Cardinality of types means how many different values can be included in that type (like set). For example, Bool type in haskell has cardinality of 2, which is addition of 1 for False and 1 for True each.

Is sum of products (2 * 3 + 2 * 4) a normal form? This expression can be reduced furthre more because fully reduced expression would be 14. I don't understand why sum of products and cardinality of it are related to be normal form.


Solution

  • Let's declare ourselves some types to represent the numbers:

    data Two = OneOfTwo | TwoOfTwo
    data Three = OneOfThree | TwoOfThree | ThreeOfThree
    data Four = ... (similar)
    

    Now we can see that the number of possible values of type Two is, in fact, 2. Same for Three, Four, and Seven.

    Now if we construct a sum type:

    data A = A Two
    

    This type just straight up wraps a value of Two, so the number of possible values of A is also 2. So far so good?
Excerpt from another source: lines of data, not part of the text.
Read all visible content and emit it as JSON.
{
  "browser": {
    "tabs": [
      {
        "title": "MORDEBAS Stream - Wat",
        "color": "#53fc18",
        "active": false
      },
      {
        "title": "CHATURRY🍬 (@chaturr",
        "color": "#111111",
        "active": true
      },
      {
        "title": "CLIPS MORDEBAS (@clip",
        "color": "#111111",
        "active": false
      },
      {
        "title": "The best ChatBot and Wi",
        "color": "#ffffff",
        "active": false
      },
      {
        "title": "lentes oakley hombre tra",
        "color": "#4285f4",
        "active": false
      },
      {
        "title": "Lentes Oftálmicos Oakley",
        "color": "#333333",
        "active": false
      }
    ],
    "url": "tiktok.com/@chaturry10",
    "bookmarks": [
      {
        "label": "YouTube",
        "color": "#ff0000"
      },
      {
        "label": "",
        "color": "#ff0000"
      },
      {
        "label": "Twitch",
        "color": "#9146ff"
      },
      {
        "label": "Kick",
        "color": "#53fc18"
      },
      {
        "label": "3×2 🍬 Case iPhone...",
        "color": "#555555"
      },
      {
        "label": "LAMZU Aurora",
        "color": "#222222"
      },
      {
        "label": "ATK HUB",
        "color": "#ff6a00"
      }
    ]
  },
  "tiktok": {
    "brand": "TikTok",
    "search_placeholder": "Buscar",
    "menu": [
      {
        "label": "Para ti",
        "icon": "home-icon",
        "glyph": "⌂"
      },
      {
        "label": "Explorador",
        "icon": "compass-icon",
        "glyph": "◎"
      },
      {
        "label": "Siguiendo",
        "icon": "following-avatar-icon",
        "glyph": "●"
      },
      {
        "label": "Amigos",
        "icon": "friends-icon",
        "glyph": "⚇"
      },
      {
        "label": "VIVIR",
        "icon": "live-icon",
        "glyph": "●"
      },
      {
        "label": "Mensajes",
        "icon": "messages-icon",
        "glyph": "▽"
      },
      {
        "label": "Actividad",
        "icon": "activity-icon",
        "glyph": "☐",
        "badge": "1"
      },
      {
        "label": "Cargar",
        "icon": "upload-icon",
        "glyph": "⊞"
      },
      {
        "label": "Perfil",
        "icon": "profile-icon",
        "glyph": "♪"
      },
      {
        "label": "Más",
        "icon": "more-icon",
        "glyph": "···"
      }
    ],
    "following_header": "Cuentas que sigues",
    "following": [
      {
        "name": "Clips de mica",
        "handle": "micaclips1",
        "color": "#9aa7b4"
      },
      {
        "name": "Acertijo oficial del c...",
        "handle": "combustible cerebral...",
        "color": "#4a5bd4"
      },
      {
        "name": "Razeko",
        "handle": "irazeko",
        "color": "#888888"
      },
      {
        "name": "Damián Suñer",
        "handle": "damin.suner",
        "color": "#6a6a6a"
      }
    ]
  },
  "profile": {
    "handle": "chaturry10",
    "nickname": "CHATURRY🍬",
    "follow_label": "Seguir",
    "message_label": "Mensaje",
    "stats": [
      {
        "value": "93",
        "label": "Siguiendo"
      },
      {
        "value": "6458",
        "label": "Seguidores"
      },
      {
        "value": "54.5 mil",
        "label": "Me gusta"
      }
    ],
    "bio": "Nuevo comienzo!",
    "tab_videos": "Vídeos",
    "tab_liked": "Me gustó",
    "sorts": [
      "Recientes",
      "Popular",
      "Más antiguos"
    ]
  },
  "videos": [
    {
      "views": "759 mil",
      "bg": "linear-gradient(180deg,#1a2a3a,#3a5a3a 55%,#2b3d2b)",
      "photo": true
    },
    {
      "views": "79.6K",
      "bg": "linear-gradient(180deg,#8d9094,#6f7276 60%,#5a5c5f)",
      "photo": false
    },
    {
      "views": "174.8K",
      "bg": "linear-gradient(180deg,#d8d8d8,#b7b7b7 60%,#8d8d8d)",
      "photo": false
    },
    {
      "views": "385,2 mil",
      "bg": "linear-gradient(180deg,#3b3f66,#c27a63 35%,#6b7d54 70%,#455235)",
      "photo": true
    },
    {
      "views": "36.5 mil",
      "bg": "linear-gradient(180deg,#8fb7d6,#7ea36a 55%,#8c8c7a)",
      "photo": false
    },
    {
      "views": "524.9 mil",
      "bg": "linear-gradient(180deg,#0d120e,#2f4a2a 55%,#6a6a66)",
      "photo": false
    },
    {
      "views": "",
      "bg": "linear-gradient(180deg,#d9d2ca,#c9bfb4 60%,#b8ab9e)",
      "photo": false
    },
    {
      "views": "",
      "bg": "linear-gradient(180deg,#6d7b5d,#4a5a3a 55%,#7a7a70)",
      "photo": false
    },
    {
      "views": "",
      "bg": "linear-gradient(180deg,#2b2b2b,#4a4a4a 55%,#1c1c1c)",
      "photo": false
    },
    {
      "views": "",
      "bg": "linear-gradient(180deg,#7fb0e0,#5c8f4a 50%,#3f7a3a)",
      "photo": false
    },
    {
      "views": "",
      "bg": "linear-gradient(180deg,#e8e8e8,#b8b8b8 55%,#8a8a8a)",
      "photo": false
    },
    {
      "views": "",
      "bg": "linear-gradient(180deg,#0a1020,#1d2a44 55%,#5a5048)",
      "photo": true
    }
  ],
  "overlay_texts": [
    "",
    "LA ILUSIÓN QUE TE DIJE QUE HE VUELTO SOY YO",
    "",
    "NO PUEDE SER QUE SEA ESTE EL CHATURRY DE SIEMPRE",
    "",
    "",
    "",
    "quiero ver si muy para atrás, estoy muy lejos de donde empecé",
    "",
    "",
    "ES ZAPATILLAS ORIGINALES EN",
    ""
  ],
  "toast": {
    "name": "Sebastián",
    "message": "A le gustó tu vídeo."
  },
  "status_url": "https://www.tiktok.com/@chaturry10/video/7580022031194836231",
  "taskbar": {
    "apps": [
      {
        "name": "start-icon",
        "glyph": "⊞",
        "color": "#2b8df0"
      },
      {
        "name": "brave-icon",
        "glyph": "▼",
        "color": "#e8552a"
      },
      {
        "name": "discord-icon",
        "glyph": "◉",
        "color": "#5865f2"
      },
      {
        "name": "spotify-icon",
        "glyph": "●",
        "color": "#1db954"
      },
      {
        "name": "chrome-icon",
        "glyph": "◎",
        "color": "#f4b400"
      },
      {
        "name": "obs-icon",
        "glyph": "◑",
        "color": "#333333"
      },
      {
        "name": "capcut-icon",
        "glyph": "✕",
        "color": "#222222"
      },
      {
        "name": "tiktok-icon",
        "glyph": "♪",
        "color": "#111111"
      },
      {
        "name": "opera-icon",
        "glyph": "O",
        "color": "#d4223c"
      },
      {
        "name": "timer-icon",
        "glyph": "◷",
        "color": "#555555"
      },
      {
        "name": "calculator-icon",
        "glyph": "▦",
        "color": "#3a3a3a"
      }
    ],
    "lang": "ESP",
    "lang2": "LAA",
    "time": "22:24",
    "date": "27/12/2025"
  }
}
    Now let's construct a more complex one:

    data B = B1 Three | B2 Four
    

    Now, this type wraps either a value of type Three or a value of type Four (but not both at the same time!) This means that the number of possible values would be 3 + 4. Following so far?

    Now, going further:

    data C = C Two B
    

    This type wraps two values at the same time - one value of type Two and one value of type B. This means that the number of possible values of C is the number of possible combinations of Two and B, which, as we know from middle-school mathematics, would be their product, or 2 * (3 + 4) = 2 * (7) = 14.

    But here's the trick: we can write down an equivalent type in a different way:

    data CNew = C1 Two Three | C2 Two Four
    

    See what I did there? For CNew, the set of all possible combinations between values of Two, Three, and Four is the same as for C. Look: in both cases it's either a value of Two combined with a value of Three, or it's a value of Two combined with a value of Four. Except in CNew they're combined directly, but in C they're combined via B.

    But the formula for CNew would be different: 2 * 3 + 2 * 4 = (6) + (8) = 14. This is what the book means.

    Now to answer this bit more directly:

    Is sum of products (2 * 3 + 2 * 4) a normal form? This expression can be reduced further more because fully reduced expression would be 14

    This would be true if we were dealing with integer numbers, but we're not. We can rewrite C in the form of CNew, because that gives us all the same possible combinations of values. But we cannot rewrite them as a type that has straight up 14 possible values without combining 2, 3, and 4. That would be a completely new, unrelated type, as opposed to a combination of Two, Three, and Four.

    And a possible terminology misunderstanding:

    Is sum of products (2 * 3 + 2 * 4) a normal form?

    The term "normal form" doesn't mean "the shortest". This term is usually used to denote a form that is very regular, and therefore easier to work with, and, crucially, that can represent all possible cases in the domain. In this case, normal form is defined as a "sum of products".

    Could it be a "product of sums" instead? No, it couldn't, because, while a product of sums can always be converted to a sum of products, the reverse is not always possible, and this means that not every possible type would be representable in the normal form defined as "product of sums".

    Could it be "just the number of possible values", like 14? Again no, because converting to such form loses some information (see above).